Muelle, un chico de barrio espabilado como todo aquel que en aquellos tiempos sin messenger y videoconsola se obligaba a salir a la calle para relacionarse, no tenía un pelo de tonto. Así, dos años después, en 1985, registró su logotipo en la propiedad industrial, y nunca permitió que su nombre quedara ligado a marca o establecimiento alguno. El dinero para el maletín repleto de rotuladores y aerosoles salía de su bolsillo. Incluso llegó a poner pleitos a un par de agencias de publicidad, acusándolas de haber plagiado parte de su logo. Hasta llegó a denunciar, en junio de 1988, al mismísimo Ayuntamiento de Madrid, con ocasión de una ilustración en la revista Villa de Madrid que reproducía su marca. Y es que con el consistorio no parecía llevarse bien.
En 1987 fue sorprendido mientras plasmaba su rúbrica sobre el pedestal de la estatua al oso y el madroño, pocas horas después del emplazamiento definitivo de ella en la entonces recién remodelada Plaza del Sol.

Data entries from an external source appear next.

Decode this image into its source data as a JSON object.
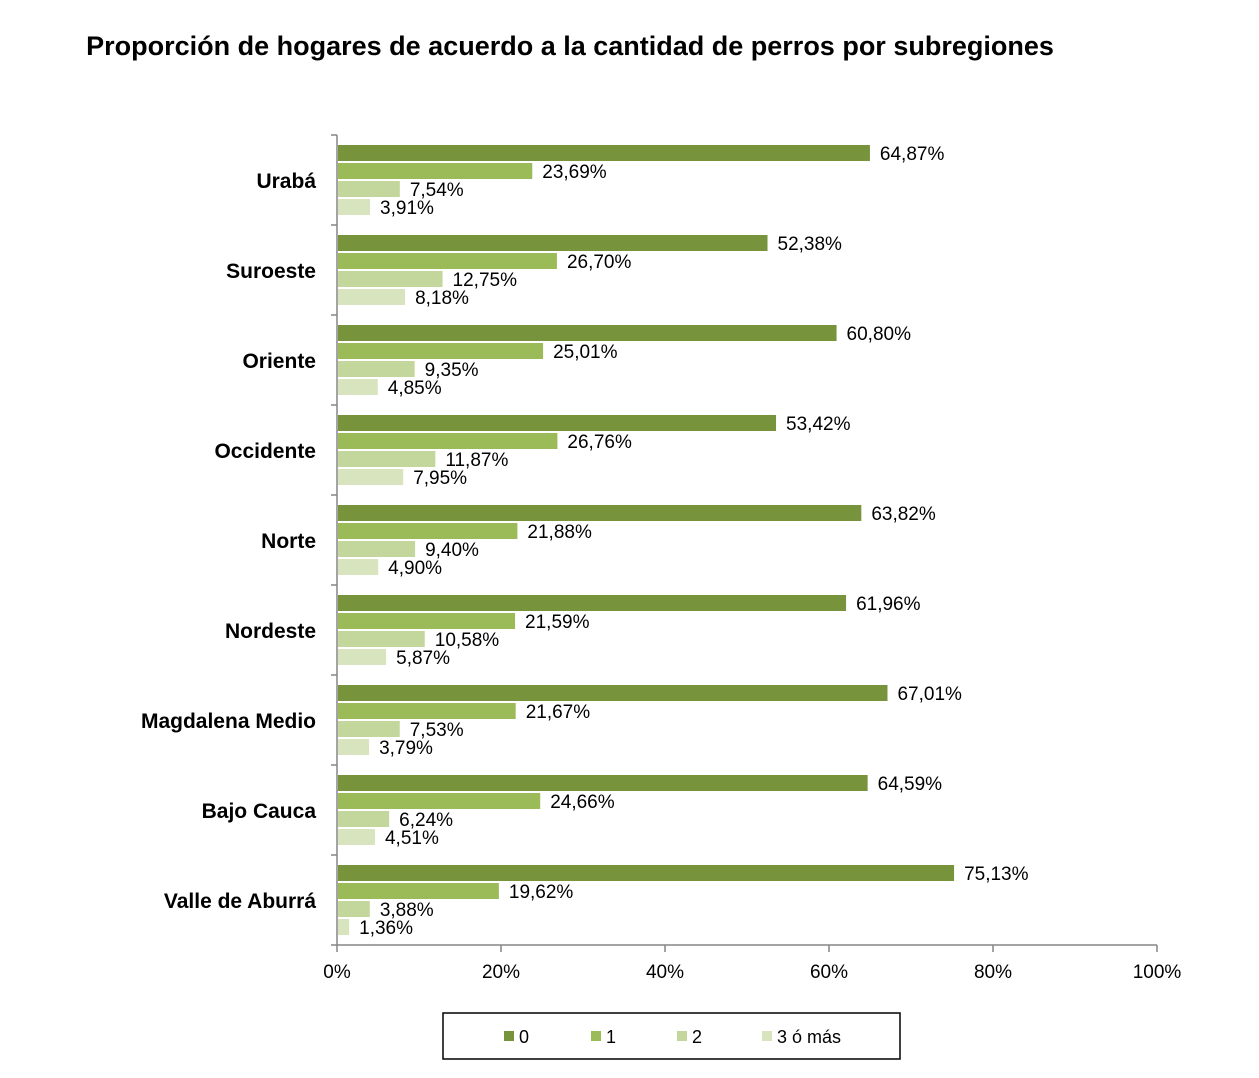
{
  "chart_data": {
    "type": "bar",
    "orientation": "horizontal",
    "title": "Proporción de hogares de acuerdo a la cantidad de perros por subregiones",
    "xlabel": "",
    "ylabel": "",
    "xlim": [
      0,
      100
    ],
    "x_ticks": [
      "0%",
      "20%",
      "40%",
      "60%",
      "80%",
      "100%"
    ],
    "grid": false,
    "legend_position": "bottom",
    "categories": [
      "Urabá",
      "Suroeste",
      "Oriente",
      "Occidente",
      "Norte",
      "Nordeste",
      "Magdalena Medio",
      "Bajo Cauca",
      "Valle de Aburrá"
    ],
    "series": [
      {
        "name": "0",
        "color": "#77933c",
        "values": [
          64.87,
          52.38,
          60.8,
          53.42,
          63.82,
          61.96,
          67.01,
          64.59,
          75.13
        ],
        "labels": [
          "64,87%",
          "52,38%",
          "60,80%",
          "53,42%",
          "63,82%",
          "61,96%",
          "67,01%",
          "64,59%",
          "75,13%"
        ]
      },
      {
        "name": "1",
        "color": "#9bbb59",
        "values": [
          23.69,
          26.7,
          25.01,
          26.76,
          21.88,
          21.59,
          21.67,
          24.66,
          19.62
        ],
        "labels": [
          "23,69%",
          "26,70%",
          "25,01%",
          "26,76%",
          "21,88%",
          "21,59%",
          "21,67%",
          "24,66%",
          "19,62%"
        ]
      },
      {
        "name": "2",
        "color": "#c3d69b",
        "values": [
          7.54,
          12.75,
          9.35,
          11.87,
          9.4,
          10.58,
          7.53,
          6.24,
          3.88
        ],
        "labels": [
          "7,54%",
          "12,75%",
          "9,35%",
          "11,87%",
          "9,40%",
          "10,58%",
          "7,53%",
          "6,24%",
          "3,88%"
        ]
      },
      {
        "name": "3 ó más",
        "color": "#d7e4bd",
        "values": [
          3.91,
          8.18,
          4.85,
          7.95,
          4.9,
          5.87,
          3.79,
          4.51,
          1.36
        ],
        "labels": [
          "3,91%",
          "8,18%",
          "4,85%",
          "7,95%",
          "4,90%",
          "5,87%",
          "3,79%",
          "4,51%",
          "1,36%"
        ]
      }
    ]
  }
}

Multado con 2500 pesetas, Muelle defendió con uñas y dientes la validez de su arte callejero ante los tribunales. La repercusión de su hazaña le valió para salir en los periódicos, en una de las pocas veces en que relajó su reacia actitud hacia los medios de comunicación. Un año más tarde, cuando operarios municipales limpiaban la estatua de la Cibeles, todas las cubiertas del andamiaje que rodeaba la estatua aparecieron firmadas por él.

Nunca quiso nada con la Administración. Su actividad transcurrió al margen de la misma. Pero ésta es la única que pueden preservar lo que queda de su obra, de ese magnífico patrimonio popular. Después de haber destruido la mayoría, ellos son los únicos que pueden preservar tal padazito de nuestra historia. El enorme logo en rojo que saluda a la Red de San Luis, varios metros por encima de la acera, a la altura del número 32 de la calle de la Montera es una de las últimas que quedaron vivas en la ciudad. Muelle también viajó con su arte fuera de Madrid y allá por donde anduvo no pudo evitar dejar huella como si fuera la mismísima marca del zorro. Para tí éste tributo Muelle, recuerdo de mi infancia.